1. Faça uma autoavaliação e aprenda com os erros

O primeiro passo para não se estressar no fim do ano é olhar para dentro de si e entender que todos os erros se traduzem em aprendizados para o futuro.

“Tem gente que teme o fracasso e o coloca de lado só pelo medo de assumi-lo. Mas é preciso lembrar que os únicos que nunca fracassaram são os que nunca fizeram nada de inovador. Não existe nenhum empreendedor de sucesso que nunca tenha errado”, explica Fortes, da agência Novos Elementos. “A diferença é que alguns empreendedores transformam erros em acertos, enquanto outros os enterram ou deixam que eles tomem proporções absurdas para então resolver a situação.”

Na prática, tenha uma lista de tudo que deu errado em 2016, para que você possa melhorar no ano seguinte, recomenda Barcala, do Ibmec/MG.

“O excesso de imediatismo e otimismo fazem muitas empresas fecharem, por não terem se planejado o suficiente. Se o empreendedor não aprender com os erros deste ano, eles irão aparecer no ano seguinte. Sem paciência e uma visão de longo prazo, o empreendimento logo irá perder competitividade frente às melhorias de outros negócios.”

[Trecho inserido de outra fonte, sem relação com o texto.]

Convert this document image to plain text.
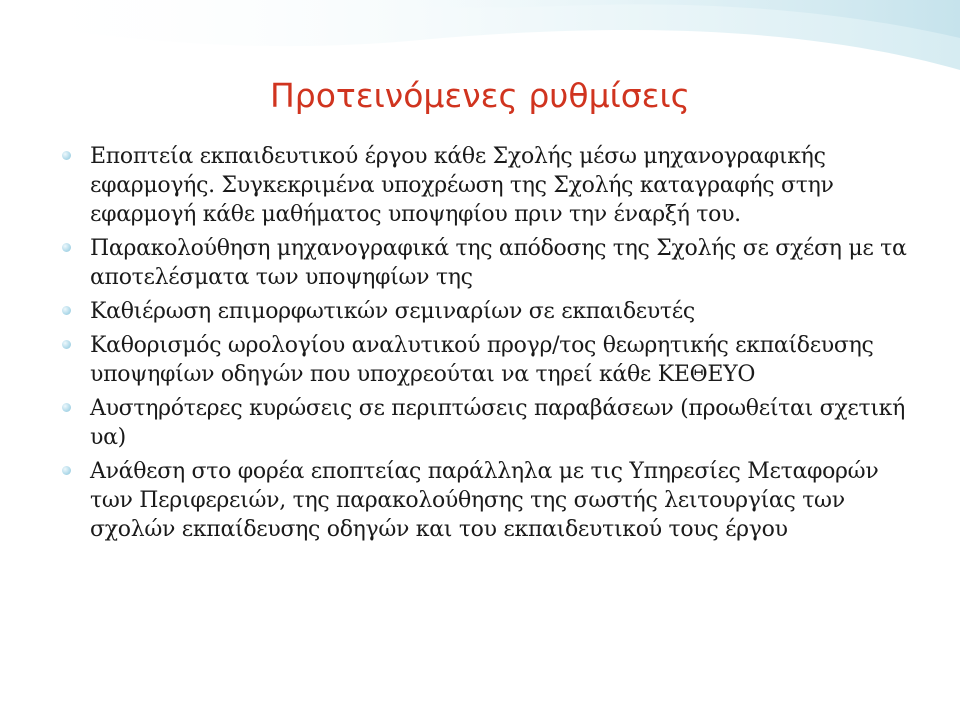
Προτεινόμενες ρυθμίσεις
Εποπτεία εκπαιδευτικού έργου κάθε Σχολής μέσω μηχανογραφικής εφαρμογής. Συγκεκριμένα υποχρέωση της Σχολής καταγραφής στην εφαρμογή κάθε μαθήματος υποψηφίου πριν την έναρξή του.
Παρακολούθηση μηχανογραφικά της απόδοσης της Σχολής σε σχέση με τα αποτελέσματα των υποψηφίων της
Καθιέρωση επιμορφωτικών σεμιναρίων σε εκπαιδευτές
Καθορισμός ωρολογίου αναλυτικού προγρ/τος θεωρητικής εκπαίδευσης υποψηφίων οδηγών που υποχρεούται να τηρεί κάθε ΚΕΘΕΥΟ
Αυστηρότερες κυρώσεις σε περιπτώσεις παραβάσεων (προωθείται σχετική υα)
Ανάθεση στο φορέα εποπτείας παράλληλα με τις Υπηρεσίες Μεταφορών των Περιφερειών, της παρακολούθησης της σωστής λειτουργίας των σχολών εκπαίδευσης οδηγών και του εκπαιδευτικού τους έργου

Por exemplo: você tem funcionários desmotivados e resolve trocar a equipe. Mas, se você nem entendeu por que eles estavam desmotivados, o problema foi apenas postergado. Logo, os novos funcionários também estarão desmotivados.

2. Olhe também para outros empreendedores

Além de olhar para seus próprios erros, uma boa dica para reduzir o estresse no final de ano é buscar exemplos que o inspirem.

“Não tenha vergonha de olhar para o lado e aprender com quem faz melhor. O empreendedor deve analisar se alguém se planejou mais do que ele, ou se cometeu algum erro que ele ainda não tenha cometido. Das duas formas, ele começa 2017 menos fragilizado”, aconselha Roncati.

Além de falar com empreendedores presencialmente, também dá para conseguir exemplos sem nenhum esforço e investimento: na internet, há muitas dicas, modelos de negócios e planilhas de gestão.

3. Priorize e parta para a ação

Para não deixar a ansiedade tomar conta, outra boa dica é priorizar suas tarefas: não dá para arrumar todo o negócio em apenas um mês, então é hora de atender as demandas mais significativas.

“É preciso parar e fazer esse planejamento pequeno, se não o fez ao longo do ano. Com esse cuidado, você não fica tão mal assim no começo do ano seguinte”, explica Roncati, da People+Strategy. “Isso também pode ser visto na pessoa física, com pagamentos de IPVA e seguro do automóvel, por exemplo.”

Acima de tudo, o grande objetivo é que você continue empreendendo em 2017, recomenda Barcala, do Ibmec/MG. “Se houver algum grande fornecedor ou banco a pagar, que pode impedir que sua empresa continue, coloque isso como prioridade.”

4. Comece a planejar como será seu 2017

Agora que você já refletiu sobre seus erros, anotou novas estratégias e organizou um plano de ação para dezembro, é hora de planejar 2017 em detalhes.

“Mantenha a calma e saiba que o tempo que passou não irá voltar. Viver o presente em caos não soluciona nada; é melhor planejar o futuro, que se tornará presente em breve. Assim, seu novo presente será uma situação melhor”, explica Fortes, da Novos Elementos.

“É o momento de rever seu negócio: fazer o balanço financeiro, achar pontos de melhoria e observar como todos os mercados estão mudando – seja por consolidações ou por inovações”, detalha Roncati. “Faça menos promessas e mais projeções nesse final de ano.”